During Sunday morning worship there are usually three or four opportunities for public prayer. Before praying the person leading will sometimes make the statement, “Will you pray with me.” Recently I heard this not as a statement, but as a question, “Will you pray with me?” I had a real sense of the whole congregation being invited to join in the prayer, rather than just being a bystander to the prayer.

1 comment:

Anonymous said...

Gail;

-----My first experience with joint worship was in a Pentecostal church. There I found a shared mindset about “the empty rituals of the dead churches”. Although I studied that thinking, I could not use it. It just smacked of something wrong. When I returned to Montrose the Summer after my Senior year in High School and began worshipping at a Christian Church with my Dad, it felt so empty.

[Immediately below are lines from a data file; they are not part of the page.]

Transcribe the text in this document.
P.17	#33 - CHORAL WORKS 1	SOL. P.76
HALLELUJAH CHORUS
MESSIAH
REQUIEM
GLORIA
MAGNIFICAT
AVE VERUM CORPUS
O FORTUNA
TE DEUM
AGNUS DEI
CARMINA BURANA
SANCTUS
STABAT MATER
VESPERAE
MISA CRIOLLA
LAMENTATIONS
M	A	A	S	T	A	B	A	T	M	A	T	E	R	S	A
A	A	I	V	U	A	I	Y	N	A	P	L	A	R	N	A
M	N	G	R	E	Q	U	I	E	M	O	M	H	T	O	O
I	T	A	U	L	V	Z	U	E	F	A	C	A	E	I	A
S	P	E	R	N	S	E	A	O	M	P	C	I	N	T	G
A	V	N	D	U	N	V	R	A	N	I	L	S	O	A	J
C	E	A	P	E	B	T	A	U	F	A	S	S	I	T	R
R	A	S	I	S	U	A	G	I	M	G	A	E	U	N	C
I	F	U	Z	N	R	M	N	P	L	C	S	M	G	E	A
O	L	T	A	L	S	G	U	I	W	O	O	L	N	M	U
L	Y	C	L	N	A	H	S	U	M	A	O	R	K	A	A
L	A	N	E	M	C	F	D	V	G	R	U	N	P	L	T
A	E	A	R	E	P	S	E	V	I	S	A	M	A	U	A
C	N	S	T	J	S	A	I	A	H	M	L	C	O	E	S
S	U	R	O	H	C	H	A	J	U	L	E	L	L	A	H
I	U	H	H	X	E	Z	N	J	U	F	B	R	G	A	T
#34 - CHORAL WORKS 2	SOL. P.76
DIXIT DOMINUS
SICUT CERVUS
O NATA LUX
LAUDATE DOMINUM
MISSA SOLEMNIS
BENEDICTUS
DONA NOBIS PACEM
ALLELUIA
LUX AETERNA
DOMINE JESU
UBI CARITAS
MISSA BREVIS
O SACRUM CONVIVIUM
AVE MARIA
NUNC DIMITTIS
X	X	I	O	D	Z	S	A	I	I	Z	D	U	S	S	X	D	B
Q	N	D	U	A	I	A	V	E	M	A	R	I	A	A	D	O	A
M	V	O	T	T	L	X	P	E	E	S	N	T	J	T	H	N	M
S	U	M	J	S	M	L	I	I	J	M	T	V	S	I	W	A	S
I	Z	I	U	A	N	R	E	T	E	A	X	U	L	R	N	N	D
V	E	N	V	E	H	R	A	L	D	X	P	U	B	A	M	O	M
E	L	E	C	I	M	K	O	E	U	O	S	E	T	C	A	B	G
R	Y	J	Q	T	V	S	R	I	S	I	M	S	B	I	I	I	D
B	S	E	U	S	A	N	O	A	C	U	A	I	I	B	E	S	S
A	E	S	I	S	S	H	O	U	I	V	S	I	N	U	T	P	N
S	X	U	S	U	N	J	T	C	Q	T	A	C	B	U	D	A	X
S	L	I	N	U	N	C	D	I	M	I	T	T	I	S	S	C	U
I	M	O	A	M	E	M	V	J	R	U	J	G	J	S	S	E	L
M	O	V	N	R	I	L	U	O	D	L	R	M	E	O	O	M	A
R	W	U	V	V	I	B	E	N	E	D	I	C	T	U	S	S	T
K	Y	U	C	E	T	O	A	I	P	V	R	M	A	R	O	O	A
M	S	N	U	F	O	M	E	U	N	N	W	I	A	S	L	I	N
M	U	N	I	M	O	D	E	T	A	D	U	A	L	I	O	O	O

The hymns seemed dull and drab. The worship service seemed canned and controlled. The congregation seemed more an audience than a participant. But I needed only a few Sundays before I realized the highly scripted proceedings in these “cold” worship services had deep meanings to many who had been participating in them for years. So I began to search for the meaning they felt. I began to sing the hymns while giving thought to the lyrics. I listened to the communion and offertory meditations with the understanding these were being presented from the sincerity of other hearts. And I joined my thoughts with the prayers spoken by one single voice in a crowd of silence, understanding that it was merely different from joining a prayer spoken in a sea of vocalized babbling. From adjusting to what was supposed to be this “dead church” I learned that ritual is simply the physical actions made by the inner meaning of many hearts.
-----Now I attend a Presbyterian church. It is even more ritualized than were the Christian Churches. And I am comfortable with those rituals, because I quickly found the meaning inside them. And the prayers at all the churches I’ve attended have been expressions of the needs, concerns, and interests of the people there. Sometimes they get long and full of the many words Jesus said were not required for their hearing, but even at that I am able to pick my way through them and join with what of them I sense to be genuine. Even if the one offering the prayer or performing the ritual is proceeding from plain ritual in his own heart, the symbols of what’s real are yet there like little gateways through which many in the congregation enter into sincerity. Each one enters by the participation from within his own heart.